Division of Rheumatology, Department of Internal Medicine, Seoul National University Hospital, Seoul, Korea.
Division of Rheumatology, Department of Internal Medicine, Seoul National University Hospital and Department of Molecular Medicine and Biopharmaceutical Sciences, Graduate School of Convergence Science and Technology and College of Medicine, Seoul National University Hospital, Seoul, Korea.
Clin Exp Rheumatol. 2020 Nov-Dec;38(6):1075-1079. Epub 2020 Feb 4.
To evaluate the performance of the 2019 European League against Rheumatism/American College of Rheumatology (EULAR/ACR) classification criteria for systemic lupus erythematosus (SLE) in Asian patients.
We conducted an electronic medical chart review of patients with SLE and defined rheumatic diseases. Classification criteria of the 1997 ACR, 2012 Systemic Lupus International Collaborating Clinics (SLICC), and 2019 EULAR/ACR were examined based on sensitivity, specificity, positive predictive value, negative predicted value, and accuracy using clinical diagnosis as the gold standard.
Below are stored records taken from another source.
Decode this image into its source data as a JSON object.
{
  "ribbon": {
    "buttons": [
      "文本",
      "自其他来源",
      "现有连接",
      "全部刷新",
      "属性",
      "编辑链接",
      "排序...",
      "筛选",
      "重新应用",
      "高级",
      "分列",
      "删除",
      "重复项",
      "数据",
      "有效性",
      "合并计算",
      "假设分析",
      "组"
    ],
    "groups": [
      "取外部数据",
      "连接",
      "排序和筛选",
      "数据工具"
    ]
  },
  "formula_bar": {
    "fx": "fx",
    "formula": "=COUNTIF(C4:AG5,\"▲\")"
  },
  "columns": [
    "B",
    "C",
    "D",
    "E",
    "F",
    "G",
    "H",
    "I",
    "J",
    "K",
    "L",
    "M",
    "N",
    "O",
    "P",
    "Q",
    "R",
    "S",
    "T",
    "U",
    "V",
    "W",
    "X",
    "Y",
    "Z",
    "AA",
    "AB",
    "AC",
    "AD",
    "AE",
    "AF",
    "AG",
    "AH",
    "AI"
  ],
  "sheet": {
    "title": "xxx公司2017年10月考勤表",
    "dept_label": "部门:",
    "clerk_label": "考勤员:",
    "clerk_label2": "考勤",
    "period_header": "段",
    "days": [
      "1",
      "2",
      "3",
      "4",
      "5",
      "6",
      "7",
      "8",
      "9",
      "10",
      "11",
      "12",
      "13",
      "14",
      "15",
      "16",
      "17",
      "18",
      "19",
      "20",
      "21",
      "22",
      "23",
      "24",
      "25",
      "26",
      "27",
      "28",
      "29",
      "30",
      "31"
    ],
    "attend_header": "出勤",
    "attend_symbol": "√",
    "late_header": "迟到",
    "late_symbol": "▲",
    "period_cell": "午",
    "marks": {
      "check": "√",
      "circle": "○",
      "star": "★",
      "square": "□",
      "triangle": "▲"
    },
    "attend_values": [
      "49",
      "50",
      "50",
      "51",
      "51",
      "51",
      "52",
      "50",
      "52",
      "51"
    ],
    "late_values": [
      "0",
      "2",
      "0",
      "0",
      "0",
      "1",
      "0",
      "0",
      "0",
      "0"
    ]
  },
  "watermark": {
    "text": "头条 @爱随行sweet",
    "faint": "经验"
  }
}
A total of 335 SLE patients and 337 non-SLE patients were analysed. Non-SLE patients included rheumatoid arthritis (RA) (n=92), anti-phospholipid syndrome (APS) (n=57), mixed connective tissue disease (n=52), systemic sclerosis (n=43), primary Sjögren's syndrome (SS) (n=39), undifferentiated connective tissue disease (n=28), RA with secondary SS (n=24), dermatomyositis (n=1), and spondyloarthropathy (n=1). The sensitivity was 97.6% (95% confidence interval (CI): 0.954-0.989) for the 2019 EULAR/ACR criteria, 98.5% (95% CI: 0.966-0.995) for the 2012 SLICC criteria and 95.5% (95% CI: 0.927-0.975) for the 1997 ACR criteria. The specificity was 91.4% (95% CI: 0.879-0.942) for the 2019 EULAR/ACR criteria, 92.6% (95% CI: 0.892-0.951) for the 2012 SLICC criteria 93.8% (95% CI: 0.906-0.961) for the 1997 ACR criteria.
The 2019 EULAR/ACR criteria for SLE had comparable performance to the 2012 SLICC criteria regarding diagnostic sensitivity and specificity in Korean population of SLE and other rheumatic diseases. However, the new criteria could not reach higher specificity than the 2012 SLICC criteria.
评估 2019 年欧洲抗风湿病联盟/美国风湿病学会(EULAR/ACR)系统性红斑狼疮(SLE)分类标准在亚洲患者中的表现。
我们对 SLE 患者和定义明确的风湿病患者进行了电子病历回顾。根据临床诊断作为金标准,检查了 1997 年 ACR、2012 年系统性红斑狼疮国际合作临床(SLICC)和 2019 年 EULAR/ACR 的分类标准的敏感性、特异性、阳性预测值、阴性预测值和准确性。
共分析了 335 例 SLE 患者和 337 例非 SLE 患者。非 SLE 患者包括类风湿关节炎(RA)(n=92)、抗磷脂综合征(APS)(n=57)、混合性结缔组织病(n=52)、系统性硬化症(n=43)、原发性干燥综合征(SS)(n=39)、未分化结缔组织病(n=28)、继发于 SS 的 RA(n=24)、皮肌炎(n=1)和脊柱关节病(n=1)。2019 年 EULAR/ACR 标准的敏感性为 97.6%(95%可信区间[CI]:0.954-0.989),2012 年 SLICC 标准的敏感性为 98.5%(95% CI:0.966-0.995),1997 年 ACR 标准的敏感性为 95.5%(95% CI:0.927-0.975)。2019 年 EULAR/ACR 标准的特异性为 91.4%(95% CI:0.879-0.942),2012 年 SLICC 标准的特异性为 92.6%(95% CI:0.892-0.951),1997 年 ACR 标准的特异性为 93.8%(95% CI:0.906-0.961)。
在韩国 SLE 患者和其他风湿病患者中,2019 年 EULAR/ACR 分类标准在诊断敏感性和特异性方面与 2012 年 SLICC 标准相当。然而,新的标准无法达到比 2012 年 SLICC 标准更高的特异性。